Valor: O mecanismo de revisão vale não só para as metas de corte, mas também para adaptação e financiamento?
Kaiser: Sim, para tudo.

Valor: Como estão as regras de transparência de dados e recursos?
Kaiser: Há boas opções no texto para garantir a transparência, como a que diz que a contagem de CO2 deve ser a mesma em todos os países e não diferente. Isso é um tema importante, mas controverso, vamos ver como vai ficar.

Valor: E a equidade do acordo?
Kaiser: Tem que estar em todos os tópicos cruciais do acordo. Em mitigação, acho que estamos em uma época em que todos os grandes emissores têm que agir ou não iremos conseguir manter o aquecimento em 1,5o C, 2o C. O apoio a países mais pobres e vulneráveis depende da capacidade de cada um de ajudar. O anúncio da China em Nova York, de colocar US$ 3,1 bilhões para países pobres e pequenos foi um grande sinal de solidariedade além dos blocos de negociação no contexto da ONU.

Valor: Sobre diferenciação das responsabilidades entre os países, como o sr. acha que deveria constar do acordo?
Kaiser: Países vulneráveis, pequenas ilhas e países de baixa renda evidentemente precisam de apoio para mitigação, adaptação e perdas e danos. Há também países que precisam de ajuda na transição de suas economias para uma mais limpa e isso tem que estar no acordo. O que é difícil de equacionar é a nova realidade geopolítica do mundo exterior no sistema atual das Nações Unidas. Como contornar esse obstáculo é um tema muito desafiador para Paris.

Valor: Em função do princípio das "Responsabilidades Comuns, porém Diferenciadas" da Convenção do Clima?
Kaiser: Sim, que definiu blocos de países. Do jeito que isso foi determinado, não é algo que se aplica mais à realidade da mudança do clima.

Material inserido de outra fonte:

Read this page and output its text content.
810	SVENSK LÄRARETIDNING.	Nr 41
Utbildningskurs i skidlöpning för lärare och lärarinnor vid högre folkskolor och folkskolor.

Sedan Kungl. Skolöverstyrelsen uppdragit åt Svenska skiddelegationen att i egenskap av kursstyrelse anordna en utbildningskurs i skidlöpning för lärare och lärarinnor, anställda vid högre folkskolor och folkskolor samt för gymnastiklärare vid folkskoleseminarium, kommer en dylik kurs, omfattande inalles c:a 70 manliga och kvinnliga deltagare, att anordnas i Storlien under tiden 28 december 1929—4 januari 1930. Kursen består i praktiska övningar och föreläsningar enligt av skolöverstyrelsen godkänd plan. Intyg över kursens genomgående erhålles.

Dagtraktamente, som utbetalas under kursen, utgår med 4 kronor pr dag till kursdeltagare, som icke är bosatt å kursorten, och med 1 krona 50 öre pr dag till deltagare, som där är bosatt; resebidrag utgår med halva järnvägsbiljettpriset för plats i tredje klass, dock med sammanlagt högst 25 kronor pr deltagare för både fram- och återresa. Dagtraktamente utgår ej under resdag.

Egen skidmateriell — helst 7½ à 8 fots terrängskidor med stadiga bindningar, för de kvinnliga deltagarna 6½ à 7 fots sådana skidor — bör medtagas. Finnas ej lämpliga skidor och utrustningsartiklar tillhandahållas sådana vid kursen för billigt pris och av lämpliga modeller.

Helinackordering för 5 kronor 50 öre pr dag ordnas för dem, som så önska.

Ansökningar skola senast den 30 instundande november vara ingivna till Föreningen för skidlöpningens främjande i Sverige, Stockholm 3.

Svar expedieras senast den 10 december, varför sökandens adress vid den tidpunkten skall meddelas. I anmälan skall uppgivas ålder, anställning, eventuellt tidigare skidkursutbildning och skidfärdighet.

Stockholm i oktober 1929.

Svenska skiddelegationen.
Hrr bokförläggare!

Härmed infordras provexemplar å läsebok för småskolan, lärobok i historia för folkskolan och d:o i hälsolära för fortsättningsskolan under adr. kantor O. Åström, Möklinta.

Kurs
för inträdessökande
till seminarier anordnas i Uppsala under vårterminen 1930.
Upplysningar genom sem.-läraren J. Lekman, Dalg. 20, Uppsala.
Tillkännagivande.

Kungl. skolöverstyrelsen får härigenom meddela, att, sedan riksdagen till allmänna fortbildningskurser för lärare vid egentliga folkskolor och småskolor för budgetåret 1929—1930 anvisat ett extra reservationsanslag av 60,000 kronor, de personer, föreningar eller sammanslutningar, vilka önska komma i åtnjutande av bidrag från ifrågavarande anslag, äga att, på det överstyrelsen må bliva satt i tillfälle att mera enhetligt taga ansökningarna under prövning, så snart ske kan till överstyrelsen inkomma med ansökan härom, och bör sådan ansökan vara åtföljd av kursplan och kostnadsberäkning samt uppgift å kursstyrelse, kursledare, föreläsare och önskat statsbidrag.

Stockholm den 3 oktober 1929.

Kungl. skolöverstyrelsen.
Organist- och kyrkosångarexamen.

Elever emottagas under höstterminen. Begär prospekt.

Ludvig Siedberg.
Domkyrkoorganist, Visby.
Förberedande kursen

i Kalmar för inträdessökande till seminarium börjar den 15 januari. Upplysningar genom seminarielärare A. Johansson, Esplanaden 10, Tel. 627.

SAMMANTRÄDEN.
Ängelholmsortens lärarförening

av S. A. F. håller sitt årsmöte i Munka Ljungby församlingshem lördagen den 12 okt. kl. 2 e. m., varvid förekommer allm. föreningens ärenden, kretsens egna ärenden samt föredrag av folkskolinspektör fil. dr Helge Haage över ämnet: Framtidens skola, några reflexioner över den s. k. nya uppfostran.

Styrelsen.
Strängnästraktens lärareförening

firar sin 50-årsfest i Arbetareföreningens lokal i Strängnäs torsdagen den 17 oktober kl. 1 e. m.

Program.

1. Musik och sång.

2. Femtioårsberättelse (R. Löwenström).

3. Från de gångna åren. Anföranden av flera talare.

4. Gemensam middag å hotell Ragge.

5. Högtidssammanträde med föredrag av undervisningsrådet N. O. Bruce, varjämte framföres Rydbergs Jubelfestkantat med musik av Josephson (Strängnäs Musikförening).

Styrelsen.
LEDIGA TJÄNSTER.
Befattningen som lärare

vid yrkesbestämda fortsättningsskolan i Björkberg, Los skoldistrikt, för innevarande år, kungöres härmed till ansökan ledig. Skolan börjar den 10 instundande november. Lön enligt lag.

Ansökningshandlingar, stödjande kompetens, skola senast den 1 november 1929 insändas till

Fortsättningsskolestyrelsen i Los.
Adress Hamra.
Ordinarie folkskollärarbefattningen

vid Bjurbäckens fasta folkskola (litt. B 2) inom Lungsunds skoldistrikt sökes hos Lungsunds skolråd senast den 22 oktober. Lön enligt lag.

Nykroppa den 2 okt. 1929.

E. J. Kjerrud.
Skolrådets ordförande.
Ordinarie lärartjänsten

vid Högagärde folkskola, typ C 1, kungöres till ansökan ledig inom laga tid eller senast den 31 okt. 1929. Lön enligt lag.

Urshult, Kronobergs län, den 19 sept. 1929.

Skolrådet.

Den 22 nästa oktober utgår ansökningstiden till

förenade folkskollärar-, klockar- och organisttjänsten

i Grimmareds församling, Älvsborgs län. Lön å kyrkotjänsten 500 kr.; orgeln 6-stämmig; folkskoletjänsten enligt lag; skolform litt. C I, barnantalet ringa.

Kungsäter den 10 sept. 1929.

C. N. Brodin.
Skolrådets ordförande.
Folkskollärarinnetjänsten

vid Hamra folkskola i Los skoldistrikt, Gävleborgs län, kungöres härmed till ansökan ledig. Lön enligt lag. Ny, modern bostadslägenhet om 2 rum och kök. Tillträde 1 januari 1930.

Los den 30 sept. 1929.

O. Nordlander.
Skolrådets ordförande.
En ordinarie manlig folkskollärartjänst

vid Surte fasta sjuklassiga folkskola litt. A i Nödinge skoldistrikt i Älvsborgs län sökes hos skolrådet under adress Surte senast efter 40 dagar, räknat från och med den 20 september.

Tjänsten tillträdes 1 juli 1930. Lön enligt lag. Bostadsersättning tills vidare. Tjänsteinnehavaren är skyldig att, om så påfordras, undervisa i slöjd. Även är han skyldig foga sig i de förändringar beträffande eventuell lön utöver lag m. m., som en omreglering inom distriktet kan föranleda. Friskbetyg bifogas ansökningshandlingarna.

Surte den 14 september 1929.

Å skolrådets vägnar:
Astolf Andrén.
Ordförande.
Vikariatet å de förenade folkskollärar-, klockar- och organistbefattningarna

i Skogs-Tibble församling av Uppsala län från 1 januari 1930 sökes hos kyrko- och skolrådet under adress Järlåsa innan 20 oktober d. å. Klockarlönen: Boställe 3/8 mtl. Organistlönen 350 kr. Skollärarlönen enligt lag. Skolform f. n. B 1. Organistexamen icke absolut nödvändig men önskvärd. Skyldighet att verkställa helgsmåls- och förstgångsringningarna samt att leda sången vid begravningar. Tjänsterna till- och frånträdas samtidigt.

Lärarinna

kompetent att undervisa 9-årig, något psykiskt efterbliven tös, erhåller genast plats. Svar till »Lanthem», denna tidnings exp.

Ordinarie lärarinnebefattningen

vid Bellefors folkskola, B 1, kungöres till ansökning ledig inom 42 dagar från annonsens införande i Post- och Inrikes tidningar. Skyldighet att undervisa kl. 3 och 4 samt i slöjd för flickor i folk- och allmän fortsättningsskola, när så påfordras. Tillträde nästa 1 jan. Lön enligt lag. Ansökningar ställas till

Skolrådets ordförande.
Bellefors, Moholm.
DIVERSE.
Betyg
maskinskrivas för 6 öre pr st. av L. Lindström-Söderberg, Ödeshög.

Valor: E os combustíveis fósseis?
Kaiser: O acordo de Paris tem que ser o começo do fim dos fósseis. Vendo os movimentos atuais de desinvestimentos em petróleo e carvão e a necessidade de mudar o modelo econômico, estou bastante otimista com o acordo. Mas é preciso estar alerta porque os países produtores de petróleo farão o possível para minar um resultado ambicioso.